A metaphor I have used repeatedly to describe the European crisis is Hurricane Season, where individual storms brew up and slam into the mainland, with the consequent damage that implies. It is a good metaphor, which is why I use it, but it occurred to me as I looked out my window at a real hurricane that it was worth another look right now.
High winds continue to blow. Hurricane Spain spun in a while ago and simply stayed put, battering the markets. Just when the winds seemed to be dying down, Spain started to fragment into potentially smaller storms that could still cause wider damage. See “Europe’s Crisis Spawns Calls for a Breakup—of Spain” on the front page of Monday’s Wall Street Journal (WSJ). See also “Spanish Joblessness Above 25%, A Record” in the weekend WSJ and a similar article on page B3 in the New York Times (NYT).
Hurricane Italy is gaining strength again, after seeming to veer away from the mainland. Former Italian leader Berlusconi was sentenced to prison for tax fraud, as reported over the weekend; he then reversed a decision to remove himself from politics by threatening to pull his support from the governing coalition. The levees are starting to erode in Italy.
Greece also fits into the metaphor, as levees have collapsed there as well—in this case, levees of denial. A long-standing scandal involving a missing list of politicians with Swiss bank accounts bred another chapter, as an editor was arrested for publishing what seems to be another list of Greeks with Swiss accounts.

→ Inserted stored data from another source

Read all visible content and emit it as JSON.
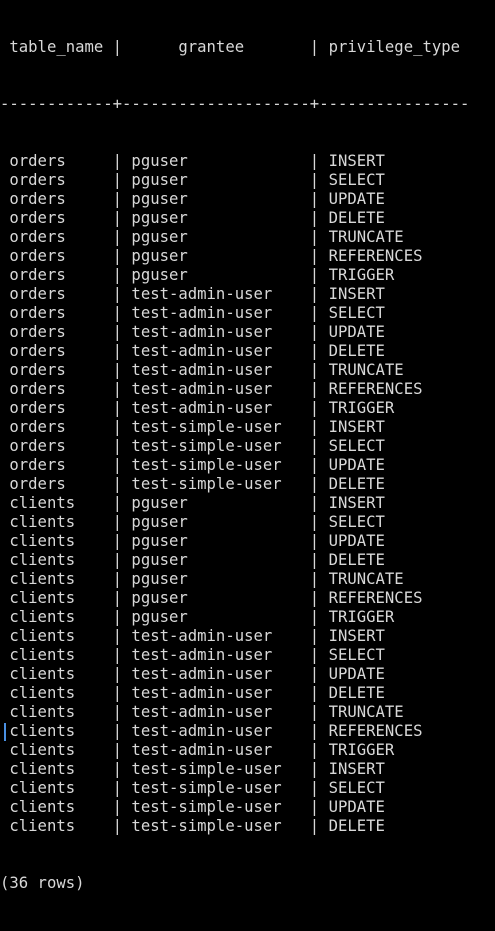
{
  "terminal": {
    "header": " table_name |      grantee       | privilege_type ",
    "separator": "------------+--------------------+----------------",
    "rows": [
      " orders     | pguser             | INSERT",
      " orders     | pguser             | SELECT",
      " orders     | pguser             | UPDATE",
      " orders     | pguser             | DELETE",
      " orders     | pguser             | TRUNCATE",
      " orders     | pguser             | REFERENCES",
      " orders     | pguser             | TRIGGER",
      " orders     | test-admin-user    | INSERT",
      " orders     | test-admin-user    | SELECT",
      " orders     | test-admin-user    | UPDATE",
      " orders     | test-admin-user    | DELETE",
      " orders     | test-admin-user    | TRUNCATE",
      " orders     | test-admin-user    | REFERENCES",
      " orders     | test-admin-user    | TRIGGER",
      " orders     | test-simple-user   | INSERT",
      " orders     | test-simple-user   | SELECT",
      " orders     | test-simple-user   | UPDATE",
      " orders     | test-simple-user   | DELETE",
      " clients    | pguser             | INSERT",
      " clients    | pguser             | SELECT",
      " clients    | pguser             | UPDATE",
      " clients    | pguser             | DELETE",
      " clients    | pguser             | TRUNCATE",
      " clients    | pguser             | REFERENCES",
      " clients    | pguser             | TRIGGER",
      " clients    | test-admin-user    | INSERT",
      " clients    | test-admin-user    | SELECT",
      " clients    | test-admin-user    | UPDATE",
      " clients    | test-admin-user    | DELETE",
      " clients    | test-admin-user    | TRUNCATE",
      " clients    | test-admin-user    | REFERENCES",
      " clients    | test-admin-user    | TRIGGER",
      " clients    | test-simple-user   | INSERT",
      " clients    | test-simple-user   | SELECT",
      " clients    | test-simple-user   | UPDATE",
      " clients    | test-simple-user   | DELETE"
    ],
    "row_count": "(36 rows)",
    "colors": {
      "background": "#000000",
      "text": "#d8d8d8",
      "cursor": "#4a90e2"
    }
  }
}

I could argue that the past couple of weeks have been the eye of the larger European hurricane and that we are now moving into the second phase of the storm—which might be worse. Indeed, Wolfgang Schäuble, the German finance minister, stated last week that “I’m not so sure that the worst of the crisis [in the eurozone] is behind us.” Nonetheless, the second phase of the storm is the beginning of the solution.
With the first phase, the problems have been revealed. Weaknesses in the levees have started to erode, flood zones have started to flood, and areas of people who refused to evacuate now have, by and large, become willing to leave. That is precisely where we are now.
Europe now has a pretty good sense of where the problems are—Spain and Greece, of course, but also France. Solutions have been tried, some of which worked (Ireland) and some of which did not (Greece). The institutional mechanics of dealing with these problems have notably evolved. The decision to bail out the Spanish banking system was made quickly and without fuss, and the European Central Bank is finally ready and able to act fully to contain the crisis.
Because the problems are identified, it now becomes a question of whether the countries are willing to actually solve them. Overall, the signs are good. Germany is actually probably willing to give Greece another extension, per “German Lawmakers Shift Toward Extending Greek Aid” (WSJ, p. A7). The French are starting to get serious, per “French chiefs turn up heat on Hollande” (Financial Times, p. 2). Greece is starting to address its own problems, as denial erodes per the stories mentioned earlier. Even Italy is making progress both economic and political, as Berlusconi is clearly on his way out.
The storm is not over, and we are moving from the eye back into the high-wind zone. That said, this is the phase that can and hopefully will lead to resolution, if the levees don’t break first.